The Nairobi County wage bill has ballooned to Sh17.3 billion after a massive staff recruitment drive since governor Johnson Sakaja assumed office three years ago, raising concerns about the county’s ability to fund development projects.
A special audit by Auditor-General Nancy Gathungu shows the number of county employees reached 16,321 by June 2024, compared to 5,777 in June 2022.
During the same period, annual spending on salaries and allowances shot up by 188.6 percent, climbing from Sh6 billion in 2022 to Sh17.3 billion last year.
“Over the three-year period under review, there was a drastic increase in the number of employees and payroll costs,” Gathungu said in the report on Nairobi’s payroll management.

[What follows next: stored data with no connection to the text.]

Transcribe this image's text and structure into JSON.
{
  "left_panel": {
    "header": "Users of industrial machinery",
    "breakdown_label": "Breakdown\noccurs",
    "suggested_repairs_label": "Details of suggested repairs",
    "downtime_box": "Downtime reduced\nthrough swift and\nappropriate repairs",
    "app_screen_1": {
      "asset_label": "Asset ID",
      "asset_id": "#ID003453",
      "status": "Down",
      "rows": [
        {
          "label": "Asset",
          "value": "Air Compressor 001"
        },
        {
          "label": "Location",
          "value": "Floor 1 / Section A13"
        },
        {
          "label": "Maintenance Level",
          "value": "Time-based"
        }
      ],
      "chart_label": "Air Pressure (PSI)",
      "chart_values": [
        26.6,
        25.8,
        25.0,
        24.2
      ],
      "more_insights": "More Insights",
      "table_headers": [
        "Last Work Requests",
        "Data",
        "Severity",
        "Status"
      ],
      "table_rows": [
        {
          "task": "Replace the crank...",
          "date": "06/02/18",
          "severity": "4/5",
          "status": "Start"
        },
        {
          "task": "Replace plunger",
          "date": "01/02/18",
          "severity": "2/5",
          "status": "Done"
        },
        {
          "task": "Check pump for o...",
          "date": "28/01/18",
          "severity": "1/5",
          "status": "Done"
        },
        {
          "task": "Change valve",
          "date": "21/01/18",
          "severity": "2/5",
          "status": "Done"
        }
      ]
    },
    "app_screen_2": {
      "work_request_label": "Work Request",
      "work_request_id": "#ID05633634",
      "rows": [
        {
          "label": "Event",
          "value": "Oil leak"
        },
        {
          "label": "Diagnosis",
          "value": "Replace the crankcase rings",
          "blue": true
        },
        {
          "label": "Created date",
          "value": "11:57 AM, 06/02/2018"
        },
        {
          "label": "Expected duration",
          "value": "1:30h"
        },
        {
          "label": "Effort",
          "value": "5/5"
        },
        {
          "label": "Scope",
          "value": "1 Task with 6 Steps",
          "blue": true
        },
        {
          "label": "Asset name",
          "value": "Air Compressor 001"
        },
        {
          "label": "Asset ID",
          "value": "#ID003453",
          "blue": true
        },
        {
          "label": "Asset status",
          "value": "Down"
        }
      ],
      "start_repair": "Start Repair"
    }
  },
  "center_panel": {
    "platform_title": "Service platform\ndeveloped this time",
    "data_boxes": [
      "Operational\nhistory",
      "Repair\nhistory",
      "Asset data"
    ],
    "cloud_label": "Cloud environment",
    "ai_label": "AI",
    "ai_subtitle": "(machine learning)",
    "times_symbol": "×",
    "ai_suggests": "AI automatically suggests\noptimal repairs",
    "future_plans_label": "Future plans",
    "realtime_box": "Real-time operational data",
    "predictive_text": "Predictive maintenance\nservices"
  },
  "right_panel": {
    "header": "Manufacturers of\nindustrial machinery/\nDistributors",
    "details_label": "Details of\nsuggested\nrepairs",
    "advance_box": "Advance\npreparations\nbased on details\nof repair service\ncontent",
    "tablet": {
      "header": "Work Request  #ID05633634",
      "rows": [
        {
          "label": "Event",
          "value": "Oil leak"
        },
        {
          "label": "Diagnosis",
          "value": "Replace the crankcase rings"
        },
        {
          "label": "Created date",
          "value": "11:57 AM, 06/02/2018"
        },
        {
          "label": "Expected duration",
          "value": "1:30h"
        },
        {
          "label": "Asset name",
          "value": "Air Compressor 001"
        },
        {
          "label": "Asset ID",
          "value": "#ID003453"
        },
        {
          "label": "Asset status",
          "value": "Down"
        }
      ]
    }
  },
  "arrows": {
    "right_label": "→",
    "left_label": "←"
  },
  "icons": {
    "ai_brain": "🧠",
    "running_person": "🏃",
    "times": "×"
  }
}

The jump was most evident in the financial year ending June 2023, the first full year of Sakaja’s tenure, when staff numbers doubled to 13,355 and employee costs climbed by 86.4 percent to Sh11.18 billion.
The report was based on reviews of both manual payroll records and the Integrated Payroll and Personnel Database (IPPD), which tracks salaries and human resource data in the public sector.
Sakaja, who took over in September 2022, made the conversion of casual workers to permanent and pensionable terms and the hiring of additional staff central to his administration’s plans.
But the increased wage bill has strained City Hall’s finances, with Nairobi frequently struggling to pay salaries on time due to delays in Treasury disbursements.
“This is to notify all staff that the payment of August 2025 salaries will be delayed due to the late release of the equitable share disbursement from the National Treasury,” Nairobi County Head of Public Service Godfrey Akumali said in a circular last week.
All 47 devolved units depend heavily on the equitable share from the Treasury, but Nairobi’s reliance has grown worse as its collections of own-source revenue remain sluggish. The county has averaged Sh10.8 billion in revenue annually in the last two financial years, falling short of its wage bill.
By June 2024, Nairobi’s staff costs consumed 55.9 percent of total revenue, up from 36.7 percent a year earlier.
This breached the Public Finance Management (County Governments) Regulations, 2015, which cap employee compensation at 35 percent of total revenues to safeguard funds for development.
The audit further flagged concerns over possible ghost workers. It revealed that 27 individuals who were paid Sh47.552 million between June 2022 and June 2023 were summoned for a physical verification exercise in December 2024 but questions remain on their employment status.
The situation has sparked fears that bloated payroll costs could continue draining scarce county resources, undermining delivery of essential services such as health, water, and roads.